278. ANTOINE ET CLÉOPÂTRE. LE CYDNUS. This is the name of the river on which Tarsus is situated. 18. LAGIDE; the line of the Ptolemies, to which Cleopatra belonged, was descended from Lagus; the first Ptolemy was commonly called the son of Lagus.
279. 18. BUBASTE ET SAÏS; Bubastis and Saïs were ancient cities of importance in the Delta of the Nile.
280. 6. LES CONQUÉRANTS. PALOS, the famous Spanish port from which Columbus sailed. MOGUER, a small town a little above Palos. 9. CIPANGO, the name given by Marco Polo in the account of his travels to an island or islands east of Asia, supposed to be Japan.
PAUL VERLAINE.
1844-1896.
The most striking and original figure among the poets of the latter half of the century. In the irregularity of his life he might count as a modern Rutebeuf or Villon. He certainly possessed a rich poetic endowment, which only occasionally produced what it seemed capable of. He began under the influence of the Parnassiens, but his most characteristic work is as far removed as possible from the plastic objectivity of that school. He pursues the expression of the most elusive sensations, and is so little concerned about clear ideas and precise forms and outlines that even grammatical coherence often fails, and the mind gropes in a mist of unintelligibility—in which direction, however, his disciples have gone very far beyond him. But in the rendering of pure feeling and sensation, in direct emotional appeal of tone and accent, he discovered powerful secrets for his verse that others have not known. He seems now to have been one of the original poetic forces of the century.

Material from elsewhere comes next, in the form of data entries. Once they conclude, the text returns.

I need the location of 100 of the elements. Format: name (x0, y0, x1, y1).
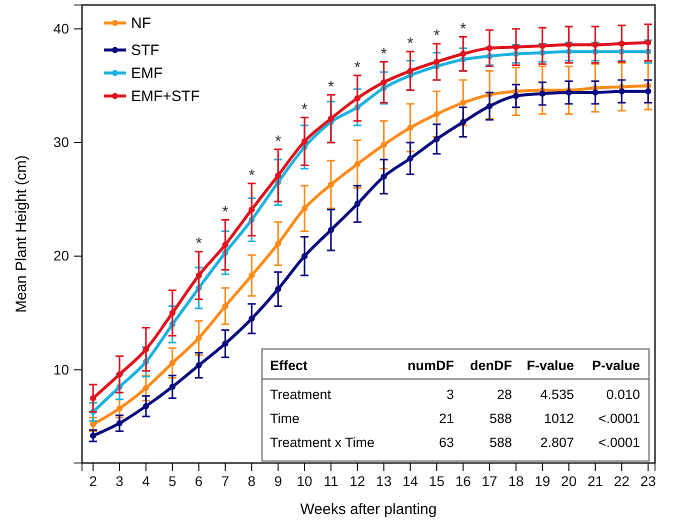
annotation: 1012 (544, 411, 574, 426)
point (301, 138, 308, 144)
x-tick-label: 3 (116, 472, 124, 489)
point (380, 79, 387, 86)
annotation: * (274, 133, 282, 150)
x-tick-label: 15 (428, 472, 445, 489)
point (328, 226, 334, 234)
point (328, 181, 334, 188)
point (434, 136, 440, 142)
point (434, 111, 440, 118)
x-tick-label: 14 (402, 472, 418, 489)
y-axis-title: Mean Plant Height (cm) (13, 155, 30, 313)
y-tick-label: 30 (53, 134, 70, 150)
x-tick-label: 23 (640, 472, 656, 489)
x-tick-label: 9 (274, 472, 282, 489)
point (645, 88, 652, 94)
x-tick-label: 18 (508, 472, 524, 489)
annotation: 3 (446, 387, 454, 402)
point (90, 395, 96, 402)
point (275, 240, 282, 247)
annotation: * (460, 20, 466, 38)
point (248, 272, 255, 279)
point (512, 92, 520, 99)
x-tick-label: 7 (221, 472, 230, 489)
point (354, 161, 360, 168)
annotation: * (434, 28, 440, 45)
x-tick-label: 10 (296, 472, 313, 489)
point (142, 384, 150, 392)
point (196, 334, 202, 342)
x-tick-label: 8 (248, 472, 256, 489)
x-tick-label: 6 (194, 472, 203, 489)
legend-label: EMF+STF (131, 88, 200, 105)
annotation: * (328, 78, 334, 96)
point (486, 103, 493, 110)
annotation: P-value (592, 358, 640, 373)
annotation: F-value (526, 358, 574, 373)
x-tick-label: 11 (324, 472, 338, 489)
x-tick-label: 21 (587, 472, 604, 489)
point (380, 142, 387, 148)
point (275, 286, 282, 292)
point (142, 403, 150, 410)
y-tick-label: 20 (53, 248, 70, 264)
point (486, 45, 493, 52)
annotation: 588 (489, 435, 512, 450)
annotation: Treatment (270, 387, 332, 402)
point (275, 172, 282, 179)
annotation: Treatment x Time (270, 435, 375, 450)
point (539, 42, 546, 49)
point (142, 346, 150, 352)
point (460, 100, 466, 106)
annotation: 21 (438, 411, 454, 426)
annotation: * (380, 46, 387, 63)
point (592, 89, 598, 96)
point (196, 362, 202, 368)
y-tick-label: 10 (53, 361, 70, 378)
annotation: 2.807 (540, 435, 574, 450)
legend-label: NF (131, 15, 151, 32)
y-tick-label: 40 (53, 20, 70, 36)
point (222, 303, 228, 310)
point (592, 42, 598, 48)
annotation: 28 (496, 387, 512, 402)
point (407, 155, 414, 162)
legend-label: EMF (131, 65, 163, 82)
x-tick-label: 5 (168, 472, 176, 489)
point (618, 88, 625, 94)
x-tick-label: 20 (561, 472, 577, 489)
point (116, 371, 123, 378)
point (645, 39, 652, 46)
point (116, 405, 123, 412)
point (116, 420, 123, 426)
point (169, 310, 176, 316)
x-tick-label: 4 (142, 472, 150, 489)
point (248, 206, 255, 213)
annotation: Time (270, 411, 300, 426)
point (354, 95, 360, 102)
annotation: numDF (408, 358, 454, 373)
annotation: * (196, 236, 202, 253)
x-tick-label: 17 (482, 472, 498, 489)
point (222, 340, 228, 347)
point (354, 200, 360, 207)
annotation: <.0001 (598, 435, 640, 450)
point (618, 40, 625, 47)
point (90, 421, 96, 428)
point (301, 205, 308, 212)
x-tick-label: 12 (350, 472, 366, 489)
x-tick-label: 22 (614, 472, 630, 489)
point (196, 272, 202, 279)
annotation: * (248, 167, 255, 184)
point (169, 360, 176, 366)
legend-label: STF (131, 42, 160, 59)
point (460, 118, 466, 126)
annotation: * (354, 59, 361, 76)
annotation: 63 (438, 435, 454, 450)
annotation: <.0001 (598, 411, 640, 426)
point (248, 316, 255, 322)
point (169, 384, 176, 390)
point (566, 89, 572, 96)
x-tick-label: 13 (376, 472, 392, 489)
point (301, 253, 308, 260)
point (566, 42, 572, 48)
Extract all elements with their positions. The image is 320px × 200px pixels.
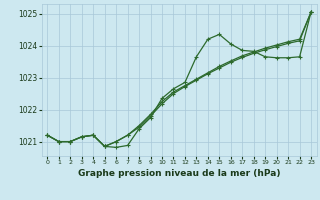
- X-axis label: Graphe pression niveau de la mer (hPa): Graphe pression niveau de la mer (hPa): [78, 169, 280, 178]
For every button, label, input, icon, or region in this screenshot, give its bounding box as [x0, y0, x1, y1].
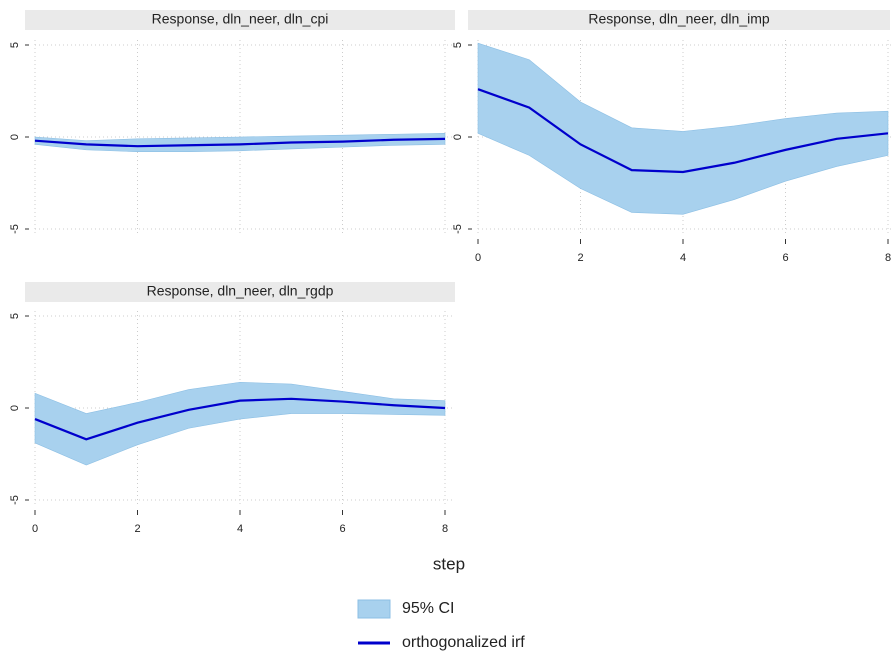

Works: Poèmes saturniens, 1866; Fêtes galantes, 1869; la Bonne Chanson, 1870; Romances sans paroles, 1874; Sagesse, 1881; Jadis et naguère, 1885; Amour, 1888; Parallèlement, 1889; Bonheur, 1891; Chansons pour elle, 1891; Dans les limbes, 1894; Chair, 1896; Invectives, 1896; selections from the volumes to and including Bonheur are given in Choix de poésies, 1891.
For reference: Ch. Morice, Paul Verlaine, l'homme et l'oeuvre; J. Lemaître, in Revue Bleue, Jan. 7, 1888; F. Brunetière, Évolution de la poésie Iyrique, vol. ii, 1894; A. Cohn, in The Bookman, vol. i, with portraits.
28O. COLLOQUE SENTIMENTAL. From Fêtes galantes.
288. 1. The quotation is from Dante's Purgatorio, canto iii, 79-84. ART POÉTIQUE. From Jadis et naguère.